Cléo From 5 to 7 was part of the “Left Bank” movement in French cinema, an offshoot of the New Wave that was more politically driven. Unlike the movie-obsessed Jean-Luc Godard, Francois Truffaut, and Claude Chabrol, Varda and her contemporaries (including Jacques Demy, Alain Resnais, and Chris Marker) were less referential and more focused on the experimental limits of cinema. Varda saw herself as merging the literary arts and cinema, calling her approach “cinécriture,” or “writing on film,” combining her backgrounds as a writer and photographer.
Through the decades, Varda sometimes struggled to attract the same attention as some of the New Wave’s biggest names, but she worked consistently, producing gems such as Le Bonheur (1965); One Sings, the Other Doesn’t (1977); and Vagabond (1985), a collaboration with the actor Sandrine Bonnaire that is one of the director’s most overtly feminist works. Varda’s interest in documentary filmmaking persisted. In the 1960s, she produced two short works on the arrest of Huey P. Newton (Black Panthers and Huey), and arguably her finest achievement is the free-form 2000 documentary feature The Gleaners and I, in which Varda herself plays a prominent role.

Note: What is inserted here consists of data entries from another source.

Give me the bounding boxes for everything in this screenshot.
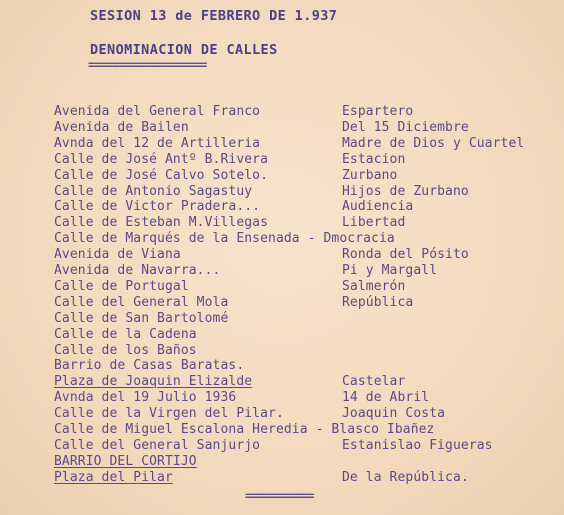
old-street-name: Calle del General Mola xyxy=(54,295,229,310)
old-street-name: Avenida de Navarra... xyxy=(54,263,221,278)
new-street-name: Salmerón xyxy=(342,279,406,294)
old-street-name: Calle de los Baños xyxy=(54,343,197,358)
new-street-name: Espartero xyxy=(342,104,414,119)
old-street-name: Avenida del General Franco xyxy=(54,104,261,119)
old-street-name: Calle de José Calvo Sotelo. xyxy=(54,168,269,183)
document-subtitle: DENOMINACION DE CALLES xyxy=(90,42,278,58)
new-street-name: 14 de Abril xyxy=(342,390,430,405)
old-street-name: Calle de la Cadena xyxy=(54,327,197,342)
old-street-name: Calle del General Sanjurjo xyxy=(54,438,261,453)
old-street-name: Plaza de Joaquin Elizalde xyxy=(54,374,253,389)
old-street-name: Avenida de Bailen xyxy=(54,120,189,135)
old-street-name: Barrio de Casas Baratas. xyxy=(54,358,245,373)
old-street-name: Avnda del 19 Julio 1936 xyxy=(54,390,237,405)
old-street-name: Plaza del Pilar xyxy=(54,470,173,485)
new-street-name: Del 15 Diciembre xyxy=(342,120,469,135)
old-street-name: Calle de Portugal xyxy=(54,279,189,294)
old-street-name: Calle de Victor Pradera... xyxy=(54,199,261,214)
new-street-name: Estacion xyxy=(342,152,406,167)
new-street-name: Joaquin Costa xyxy=(342,406,446,421)
new-street-name: Castelar xyxy=(342,374,406,389)
new-street-name: Estanislao Figueras xyxy=(342,438,493,453)
new-street-name: Pi y Margall xyxy=(342,263,438,278)
new-street-name: Hijos de Zurbano xyxy=(342,184,469,199)
old-street-name: Calle de José Antº B.Rivera xyxy=(54,152,269,167)
footer-rule: =========== xyxy=(245,489,314,503)
new-street-name: Ronda del Pósito xyxy=(342,247,469,262)
new-street-name: Libertad xyxy=(342,215,406,230)
subtitle-underline: =================== xyxy=(88,58,207,72)
new-street-name: Audiencia xyxy=(342,199,414,214)
old-street-name: Calle de San Bartolomé xyxy=(54,311,229,326)
old-street-name: Avnda del 12 de Artilleria xyxy=(54,136,261,151)
new-street-name: De la República. xyxy=(342,470,469,485)
old-street-name: Calle de la Virgen del Pilar. xyxy=(54,406,284,421)
new-street-name: Zurbano xyxy=(342,168,398,183)
old-street-name: Calle de Marqués de la Ensenada - Dmocracia xyxy=(54,231,395,246)
new-street-name: Madre de Dios y Cuartel xyxy=(342,136,525,151)
new-street-name: República xyxy=(342,295,414,310)
old-street-name: Calle de Antonio Sagastuy xyxy=(54,184,253,199)
old-street-name: Avenida de Viana xyxy=(54,247,181,262)
session-title: SESION 13 de FEBRERO DE 1.937 xyxy=(90,8,338,24)
old-street-name: BARRIO DEL CORTIJO xyxy=(54,454,197,469)
old-street-name: Calle de Esteban M.Villegas xyxy=(54,215,269,230)
old-street-name: Calle de Miguel Escalona Heredia - Blasco Ibañez xyxy=(54,422,435,437)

Faces Places arrived nine years after Varda’s 2008 documentary, The Beaches of Agnès, which seemed like it could have been the director’s final, elegiac work. But she kept on filming through her 80s, and the success of Faces Places likely opened her oeuvre up to another, younger generation. She was given an honorary Academy Award in 2018, the same year she was nominated for Faces Places. But rather than taking that honor as her cue to retire, she set to work on Varda by Agnès, which premiered at Berlin in 2019 and will now stand as her actual cinematic farewell.
“I was out of the world of cinema and I didn’t know anybody around and I don’t even see film. So out of the blue, I invented the film,” Varda said in a 2017 interview, reflecting on the creation of La Pointe Courte. “The New Wave is everywhere now, thank God. In every country, new filmmakers have the field. … We need people who don’t make film as a business. That’s what we have in common cause—we have tried to achieve something.”